Здесь был его дом. Новоиспеченный выпускник университета потянулся взглядом к этим до боли знакомым, давно уже не виденным местам, но тут же нарочито лениво зевнул.
Он много ходил, почти весь день проводил на ногах. Кружил по комнатам старого дома - из одной в другую, с упоением впивая их особенные запахи. В европейской пахло лекарственными травами. В столовой - молоком. В гостиной витал какой-то странный аромат, от которого неизвестно почему становилось неловко… Он заходил в дом с улицы и с черного хода, поднимался на второй этаж, бродил по пристройкам. Каждый раз, когда он отодвигал скрипящие перегородки, неясная тоска внезапно пронзала его очерствевшую душу. Запахи напоминали столицу.
Он уходил из дому и бродил по окрестным полям и лугам. Брезгливо разглядывал багряные деревья, цветы, плавающие посреди рисовых полей. Но весенний ветер, что-то нежно нашептывающий на ухо, и уныло шелестящие осенние луга сладостным трепетом наполняли душу. Ложась спать, он больше не клал рядом с изголовьем ни столь любимых когда-то томиков стихов, ни книги в ярко-алой обложке с нарисованным на ней черным молотом. Придвинув к себе настольную лампу, он разглядывал свои ладони. Его вдруг увлекла хиромантия. Ладони были покрыты сетью мелких линий. Три длинные, четкие бежали поперек. В этих трех красноватых нитях заключалась его судьба. Они говорили о том, что у него очень развиты и чувственное и разумное начала, но что век его будет недолог. И умереть ему суждено на третьем десятке жизни.

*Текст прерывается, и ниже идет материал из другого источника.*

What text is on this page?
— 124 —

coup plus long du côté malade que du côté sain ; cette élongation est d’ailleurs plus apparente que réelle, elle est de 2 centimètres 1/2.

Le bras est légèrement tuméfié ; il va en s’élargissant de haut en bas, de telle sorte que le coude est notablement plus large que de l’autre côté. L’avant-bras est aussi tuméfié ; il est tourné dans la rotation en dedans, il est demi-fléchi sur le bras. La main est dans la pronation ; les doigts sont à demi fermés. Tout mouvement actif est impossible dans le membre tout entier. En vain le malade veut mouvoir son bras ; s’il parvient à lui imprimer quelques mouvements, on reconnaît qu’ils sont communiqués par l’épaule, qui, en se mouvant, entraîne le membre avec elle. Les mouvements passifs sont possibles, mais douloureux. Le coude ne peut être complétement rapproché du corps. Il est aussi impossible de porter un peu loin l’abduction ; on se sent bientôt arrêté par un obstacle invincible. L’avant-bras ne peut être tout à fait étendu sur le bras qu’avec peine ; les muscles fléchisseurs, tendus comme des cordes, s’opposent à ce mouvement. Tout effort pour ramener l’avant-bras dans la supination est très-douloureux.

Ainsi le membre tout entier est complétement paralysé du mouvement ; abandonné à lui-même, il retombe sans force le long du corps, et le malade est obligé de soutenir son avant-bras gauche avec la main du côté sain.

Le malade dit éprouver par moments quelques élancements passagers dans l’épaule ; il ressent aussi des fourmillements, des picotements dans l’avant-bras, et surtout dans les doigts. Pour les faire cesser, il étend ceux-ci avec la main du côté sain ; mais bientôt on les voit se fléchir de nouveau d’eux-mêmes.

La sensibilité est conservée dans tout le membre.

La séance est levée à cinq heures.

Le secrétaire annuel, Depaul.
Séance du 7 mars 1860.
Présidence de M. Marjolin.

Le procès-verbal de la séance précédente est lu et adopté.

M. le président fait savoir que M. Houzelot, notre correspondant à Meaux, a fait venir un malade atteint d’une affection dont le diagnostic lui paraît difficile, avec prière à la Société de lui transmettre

Через год он женился. Быть может, слишком рано, но его это не волновало. "Была бы жена красива" - так думал он. Отпраздновали пышную свадьбу. Невеста - дочь винодела из соседнего городка - была смугловата, с нежным пушком на щеках. Она любила вязать и вязала искусно. Целый месяц он насмотреться не мог на жену.

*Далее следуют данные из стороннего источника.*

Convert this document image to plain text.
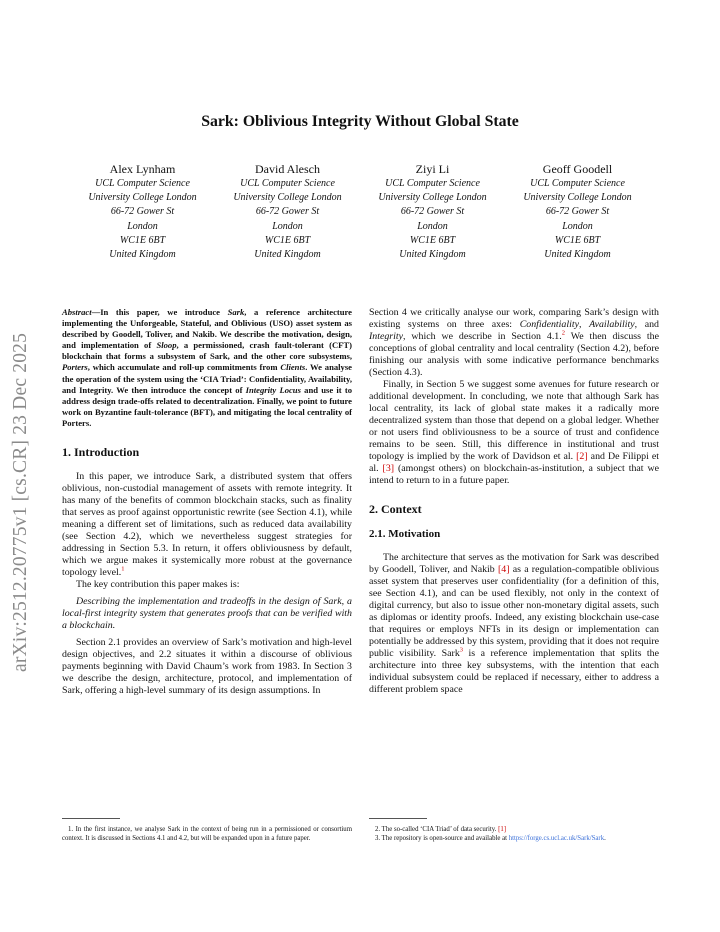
arXiv:2512.20775v1 [cs.CR] 23 Dec 2025
Sark: Oblivious Integrity Without Global State
Alex Lynham
UCL Computer Science
University College London
66-72 Gower St
London
WC1E 6BT
United Kingdom
David Alesch
UCL Computer Science
University College London
66-72 Gower St
London
WC1E 6BT
United Kingdom
Ziyi Li
UCL Computer Science
University College London
66-72 Gower St
London
WC1E 6BT
United Kingdom
Geoff Goodell
UCL Computer Science
University College London
66-72 Gower St
London
WC1E 6BT
United Kingdom

Abstract—In this paper, we introduce Sark, a reference architecture implementing the Unforgeable, Stateful, and Oblivious (USO) asset system as described by Goodell, Toliver, and Nakib. We describe the motivation, design, and implementation of Sloop, a permissioned, crash fault-tolerant (CFT) blockchain that forms a subsystem of Sark, and the other core subsystems, Porters, which accumulate and roll-up commitments from Clients. We analyse the operation of the system using the ‘CIA Triad’: Confidentiality, Availability, and Integrity. We then introduce the concept of Integrity Locus and use it to address design trade-offs related to decentralization. Finally, we point to future work on Byzantine fault-tolerance (BFT), and mitigating the local centrality of Porters.

1. Introduction

In this paper, we introduce Sark, a distributed system that offers oblivious, non-custodial management of assets with remote integrity. It has many of the benefits of common blockchain stacks, such as finality that serves as proof against opportunistic rewrite (see Section 4.1), while meaning a different set of limitations, such as reduced data availability (see Section 4.2), which we nevertheless suggest strategies for addressing in Section 5.3. In return, it offers obliviousness by default, which we argue makes it systemically more robust at the governance topology level.$^1$

The key contribution this paper makes is:

Describing the implementation and tradeoffs in the design of Sark, a local-first integrity system that generates proofs that can be verified with a blockchain.

Section 2.1 provides an overview of Sark’s motivation and high-level design objectives, and 2.2 situates it within a discourse of oblivious payments beginning with David Chaum’s work from 1983. In Section 3 we describe the design, architecture, protocol, and implementation of Sark, offering a high-level summary of its design assumptions. In

Section 4 we critically analyse our work, comparing Sark’s design with existing systems on three axes: Confidentiality, Availability, and Integrity, which we describe in Section 4.1.$^2$ We then discuss the conceptions of global centrality and local centrality (Section 4.2), before finishing our analysis with some indicative performance benchmarks (Section 4.3).

Finally, in Section 5 we suggest some avenues for future research or additional development. In concluding, we note that although Sark has local centrality, its lack of global state makes it a radically more decentralized system than those that depend on a global ledger. Whether or not users find obliviousness to be a source of trust and confidence remains to be seen. Still, this difference in institutional and trust topology is implied by the work of Davidson et al. [2] and De Filippi et al. [3] (amongst others) on blockchain-as-institution, a subject that we intend to return to in a future paper.

2. Context

2.1. Motivation

The architecture that serves as the motivation for Sark was described by Goodell, Toliver, and Nakib [4] as a regulation-compatible oblivious asset system that preserves user confidentiality (for a definition of this, see Section 4.1), and can be used flexibly, not only in the context of digital currency, but also to issue other non-monetary digital assets, such as diplomas or identity proofs. Indeed, any existing blockchain use-case that requires or employs NFTs in its design or implementation can potentially be addressed by this system, providing that it does not require public visibility. Sark$^3$ is a reference implementation that splits the architecture into three key subsystems, with the intention that each individual subsystem could be replaced if necessary, either to address a different problem space

1. In the first instance, we analyse Sark in the context of being run in a permissioned or consortium context. It is discussed in Sections 4.1 and 4.2, but will be expanded upon in a future paper.

2. The so-called ‘CIA Triad’ of data security. [1]

3. The repository is open-source and available at https://forge.cs.ucl.ac.uk/Sark/Sark.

В тот же год зимой умер его 59-летний отец. Хоронили его в прекрасный погожий день, вокруг золотистым блеском сверкал снег. Закатав штаны и надев соломенные сандалии, он вышел из дома и пошел, увязая в снегу, к храму, стоявшему на вершине горы. Сзади на паланкине несли гроб с телом отца. За гробом, пряча лица под белыми вуалями, шли его младшие сестры. Похоронная процессия вытянулась на дороге длинной и нестройной цепью.

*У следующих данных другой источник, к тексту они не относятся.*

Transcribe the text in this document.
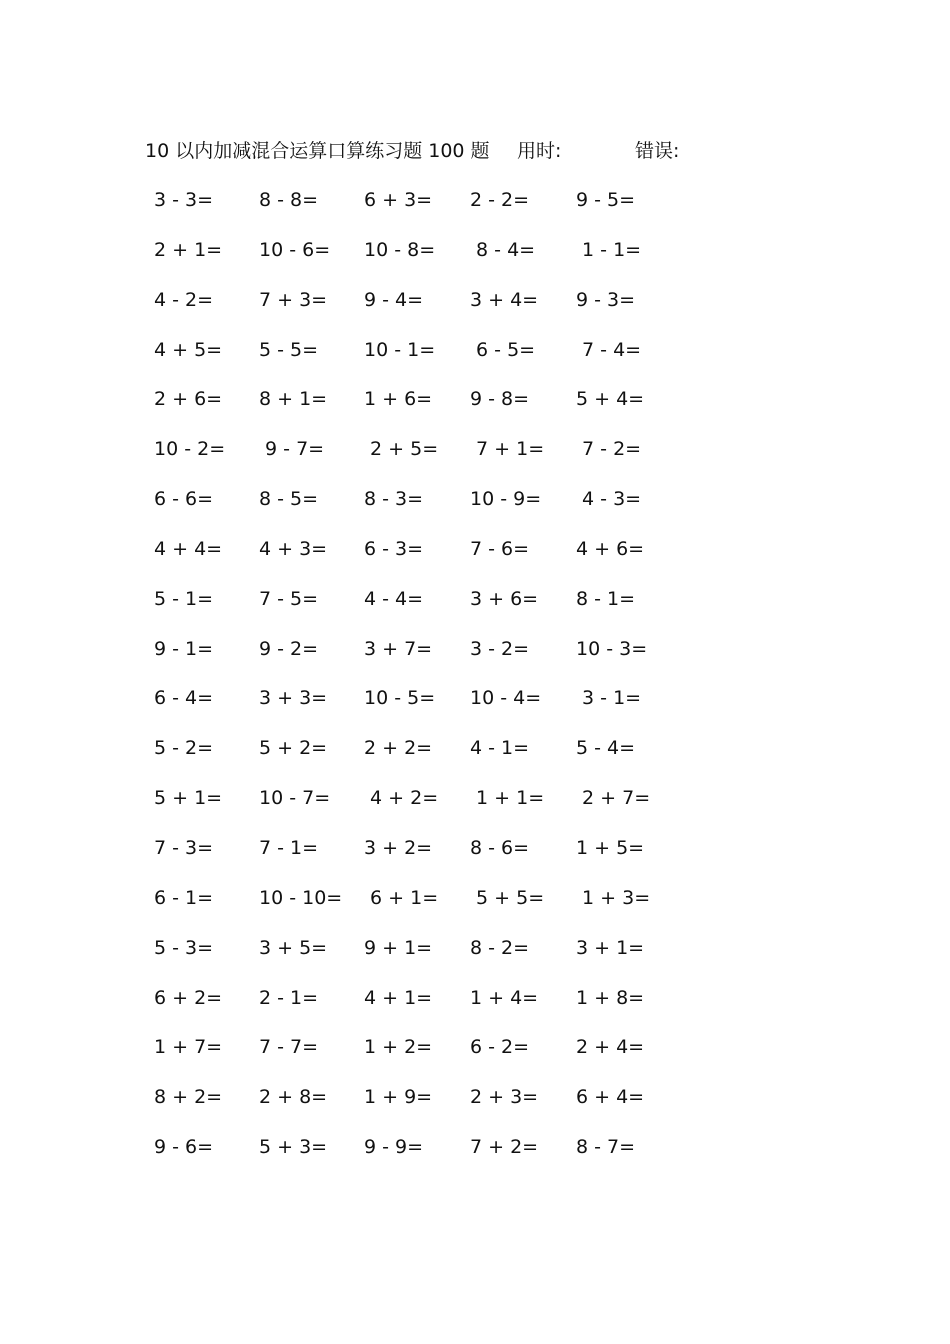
10 以内加减混合运算口算练习题 100 题 用时:	错误:
3 - 3= 8 - 8= 6 + 3= 2 - 2= 9 - 5=
2 + 1= 10 - 6= 10 - 8= 8 - 4= 1 - 1=
4 - 2= 7 + 3= 9 - 4= 3 + 4= 9 - 3=
4 + 5= 5 - 5= 10 - 1= 6 - 5= 7 - 4=
2 + 6= 8 + 1= 1 + 6= 9 - 8= 5 + 4=
10 - 2= 9 - 7= 2 + 5= 7 + 1= 7 - 2=
6 - 6= 8 - 5= 8 - 3= 10 - 9= 4 - 3=
4 + 4= 4 + 3= 6 - 3= 7 - 6= 4 + 6=
5 - 1= 7 - 5= 4 - 4= 3 + 6= 8 - 1=
9 - 1= 9 - 2= 3 + 7= 3 - 2= 10 - 3=
6 - 4= 3 + 3= 10 - 5= 10 - 4= 3 - 1=
5 - 2= 5 + 2= 2 + 2= 4 - 1= 5 - 4=
5 + 1= 10 - 7= 4 + 2= 1 + 1= 2 + 7=
7 - 3= 7 - 1= 3 + 2= 8 - 6= 1 + 5=
6 - 1= 10 - 10= 6 + 1= 5 + 5= 1 + 3=
5 - 3= 3 + 5= 9 + 1= 8 - 2= 3 + 1=
6 + 2= 2 - 1= 4 + 1= 1 + 4= 1 + 8=
1 + 7= 7 - 7= 1 + 2= 6 - 2= 2 + 4=
8 + 2= 2 + 8= 1 + 9= 2 + 3= 6 + 4=
9 - 6= 5 + 3= 9 - 9= 7 + 2= 8 - 7=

После смерти отца его жизнь изменилась. Он должен был продолжать его дело, упрочивать славу своего имени.
Сначала это занимало его. Он задумал было реорганизовать фабрику, но отказался от этой мысли, поняв, что это будет ему стоить. Постепенно он примирился с тем, что все идет помимо его воли, и передал дела управляющему. Начало его эры в доме ознаменовалось небольшими переменами: он снял портрет деда в европейской гостиной и повесил вместо него написанные маслом маки, а над сохранившимися еще черными железными воротами зажег французский фонарь.